La justice sénégalaise a rendu une décision présentée comme historique dans le pays. Un maître coranique, issu de l'une des plus prestigieuses lignées maraboutiques du Sénégal, a été condamné à 20 ans de prison pour viol et actes pédocriminels sur 28 de ses élèves. Le verdict, qui touche une figure liée à une lignée respectée, a une résonance particulière dans une société où ce statut confère habituellement déférence et autorité.
La sanction prononcée est la plus lourde possible. Il s'agit d'une peine de prison ferme, et c'est la peine maximale qui a été retenue contre le maître coranique. En allant au bout de ce que la loi permet, le tribunal a envoyé un signal sans ambiguïté sur la gravité qu'il accorde aux faits qui lui étaient soumis.

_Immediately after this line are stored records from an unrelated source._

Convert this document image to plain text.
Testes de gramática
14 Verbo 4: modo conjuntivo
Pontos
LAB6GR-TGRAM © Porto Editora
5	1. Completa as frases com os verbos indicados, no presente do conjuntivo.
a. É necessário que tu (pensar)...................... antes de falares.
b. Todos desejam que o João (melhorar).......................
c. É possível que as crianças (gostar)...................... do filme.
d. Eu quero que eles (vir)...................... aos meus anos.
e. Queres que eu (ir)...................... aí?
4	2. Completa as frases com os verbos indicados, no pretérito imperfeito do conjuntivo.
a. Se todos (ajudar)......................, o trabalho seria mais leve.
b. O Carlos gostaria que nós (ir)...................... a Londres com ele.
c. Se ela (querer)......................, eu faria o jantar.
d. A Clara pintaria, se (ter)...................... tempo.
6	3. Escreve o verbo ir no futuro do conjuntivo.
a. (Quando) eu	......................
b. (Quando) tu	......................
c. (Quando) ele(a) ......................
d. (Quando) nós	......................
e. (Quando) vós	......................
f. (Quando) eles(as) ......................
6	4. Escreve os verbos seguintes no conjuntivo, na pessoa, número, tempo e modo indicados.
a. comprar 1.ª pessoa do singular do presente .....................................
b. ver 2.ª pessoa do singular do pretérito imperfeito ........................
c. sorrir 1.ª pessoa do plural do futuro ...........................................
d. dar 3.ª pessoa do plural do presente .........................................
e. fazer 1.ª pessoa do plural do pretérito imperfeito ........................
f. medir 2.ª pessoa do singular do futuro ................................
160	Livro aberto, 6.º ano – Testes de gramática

C'est l'ampleur de l'affaire qui a particulièrement marqué l'opinion. Au total, 28 mineurs ont été reconnus comme victimes dans ce dossier, un nombre qui a profondément choqué les Sénégalais lorsqu'il a été établi. Ce sont ces 28 élèves, placés sous l'autorité de leur maître, qui se trouvent au cœur d'une procédure suivie de près dans le pays.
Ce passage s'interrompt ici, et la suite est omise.